Whilst product patent in Pakistan confers on its owner the exclusive right to make, use, offer for sale, sell or import for these purposes that product, the scope of protection under a process patent is also extended to acts done against “at least” the product directly obtained by that process provided, however, a claim drawn on a process for the production of X (direct product) is there to determine the extent of protection. Import is one among the acts against which the direct or immediate product of a patented process is protected.

The rationale behind providing this extent of protection is to cover the situations where there is no claim directed to product ‘per se’ and where the infringing process is carried out abroad in a territory where there is no patent but the product of that process is imported in Pakistan.

Though the exact bounds of the word “directly” in section 30(1)(b) of the 2000 Ordinance is uncertain yet the loss of essential identity and lack of essential characteristics  test as envisaged by the UK patent courts in Pioneer Electronics v Warner Music (SRIS C/5/95 noted IPD 18056) is helping to unfold its meaning to some extent.

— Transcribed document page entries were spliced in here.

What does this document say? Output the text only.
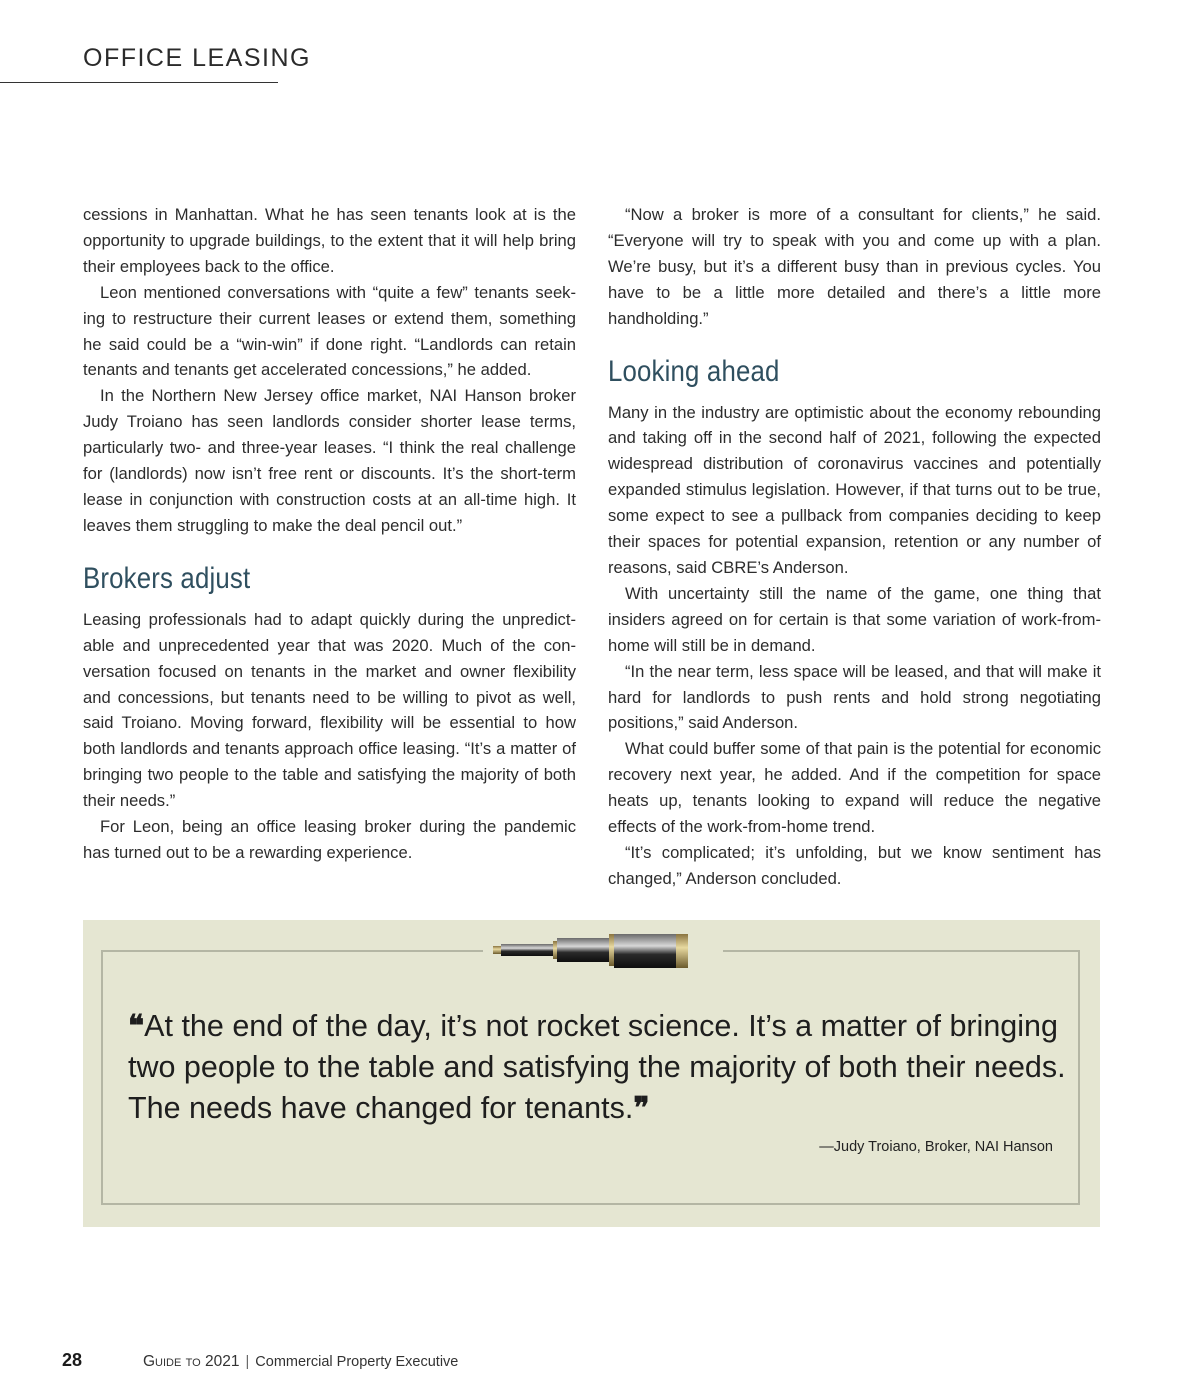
OFFICE LEASING

cessions in Manhattan. What he has seen tenants look at is the opportunity to upgrade buildings, to the extent that it will help bring their employees back to the office.

Leon mentioned conversations with “quite a few” tenants seeking to restructure their current leases or extend them, something he said could be a “win-win” if done right. “Landlords can retain tenants and tenants get accelerated concessions,” he added.

In the Northern New Jersey office market, NAI Hanson broker Judy Troiano has seen landlords consider shorter lease terms, particularly two- and three-year leases. “I think the real challenge for (landlords) now isn’t free rent or discounts. It’s the short-term lease in conjunction with construction costs at an all-time high. It leaves them struggling to make the deal pencil out.”

Brokers adjust

Leasing professionals had to adapt quickly during the unpredictable and unprecedented year that was 2020. Much of the conversation focused on tenants in the market and owner flexibility and concessions, but tenants need to be willing to pivot as well, said Troiano. Moving forward, flexibility will be essential to how both landlords and tenants approach office leasing. “It’s a matter of bringing two people to the table and satisfying the majority of both their needs.”

For Leon, being an office leasing broker during the pandemic has turned out to be a rewarding experience.

“Now a broker is more of a consultant for clients,” he said. “Everyone will try to speak with you and come up with a plan. We’re busy, but it’s a different busy than in previous cycles. You have to be a little more detailed and there’s a little more handholding.”

Looking ahead

Many in the industry are optimistic about the economy rebounding and taking off in the second half of 2021, following the expected widespread distribution of coronavirus vaccines and potentially expanded stimulus legislation. However, if that turns out to be true, some expect to see a pullback from companies deciding to keep their spaces for potential expansion, retention or any number of reasons, said CBRE’s Anderson.

With uncertainty still the name of the game, one thing that insiders agreed on for certain is that some variation of work-from-home will still be in demand.

“In the near term, less space will be leased, and that will make it hard for landlords to push rents and hold strong negotiating positions,” said Anderson.

What could buffer some of that pain is the potential for economic recovery next year, he added. And if the competition for space heats up, tenants looking to expand will reduce the negative effects of the work-from-home trend.

“It’s complicated; it’s unfolding, but we know sentiment has changed,” Anderson concluded.

❝At the end of the day, it’s not rocket science. It’s a matter of bringing two people to the table and satisfying the majority of both their needs. The needs have changed for tenants.❞
—Judy Troiano, Broker, NAI Hanson
28	Guide to 2021 | Commercial Property Executive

In the ordinary sense of the words in chemical field, a product may be regarded as “direct” if it is the result of the final step of the process in a multi-step chemical synthesis or where further process does not cause the product to lose its identity. A product is not considered to lose identity if it retains essential characteristics even after further processing. According to the UK patent courts “directly” means “without intermediary”. Given this, for infringement to establish, the imported product, produced by the patented process carried off-shore, must retain either the essential identity or essential properties of the direct or immediate product of the patented process. This suggests that if the imported product has no identity with the direct immediate product of a patented process, and has properties different from that of the direct or immediate product, infringement of a process claim directed to the making of an intermediary product for the imported product is not established. However, the word “at least” in section 30(1)(b) extends the scope of protection provided by a process patent even further. “At least” sets the minimum level of protection from the direct product to the intermediate if the later is retaining the essential identity (structural) as well as essential characteristics (utility) of the former. Given the said facts, process invention are entitled to receive a comparatively stronger protection than elsewhere in Pakistan.